Eine schummrige Seitengasse im Stadtzentrum, vergitterte Fenster, Mülltonnen. Hinter einer Stahltür führt eine geflieste Treppe hinab ins Untergeschoss. Dort verbirgt sich einer der geschätzten 100 privat organisierten Gebetsräume für Muslime in Athen. Die Versammlungsräume finden sich in Kellern, Garagen und Lagerhallen, der kahle Beton ist notdürftig dekoriert, Neonröhren dienen als Beleuchtung. Seit Jahren ist in Athen eine Moschee geplant. Nun wurde sie gebaut, doch der Eröffnungstermin steht in den Sternen.

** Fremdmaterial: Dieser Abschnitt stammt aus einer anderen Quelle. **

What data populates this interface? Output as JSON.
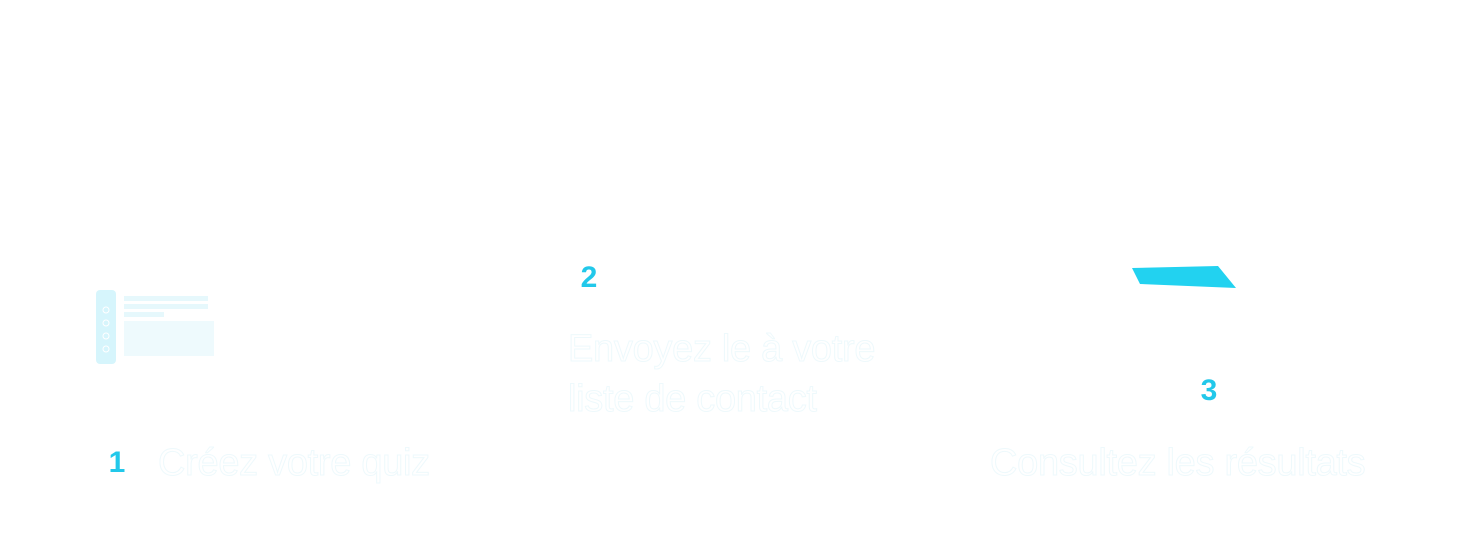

„Dass es in Athen eine Moschee gibt, werde ich erst glauben, wenn ich dort gebetet habe“, sagt Naim Elghandour. Der 62-Jährige stammt aus Ägypten, lebt seit über 40 Jahren in Griechenland und ist längst griechischer Staatsbürger. Gemeinsam mit seiner griechischen Frau Anna Stamou kämpft er als Vorsitzender der „Muslimischen Vereinigung Griechenlands“ nicht nur für den Bau einer Moschee, sondern vor allem für die Akzeptanz von Muslimen in dem zu mehr als 90 Prozent christlich-orthodoxen Land.

Die Orthodoxie ist in der griechischen Verfassung als vorherrschende Religion festgeschrieben – genauso aber auch die freie und ungehinderte Ausübung aller anderen Religionen. Dass viele Griechen der neuen Moschee im Athener Stadtteil Votanikos dennoch äußerst kritisch gegenüber stehen, zeigt ein kurzer Besuch am Gelände: Der Neubau versteckt sich hinter meterhohen, mit Stacheldraht verkleideten Wellblechwänden. An der martialischen Absperrung prangen Grafitti: christliche Symbole, Aufschriften wie „Nein zur Moschee“ oder auch „Griechenland ist das Land der Heiligen, Märtyrer und Helden“.

Vor allem die rechtsradikale griechische Partei „Chrysi Avgi“ (Goldene Morgenröte) macht den Bau der Moschee immer wieder zum Thema und hat vor der Baustelle auch schon Demonstrationen organisiert. Vier Mal musste das Projekt ausgeschrieben werden, bevor sich ein Bauunternehmer fand. Aber auch einige Griechen sind kritisch. „Die wollen uns unterwandern“ oder „Ich möchte mal sehen, ob sie uns in arabischen Ländern eine orthodoxe Kirche bauen lassen“, heißt es oft quer durch alle Gesellschaftsschichten, wenn das Thema zur Sprache kommt.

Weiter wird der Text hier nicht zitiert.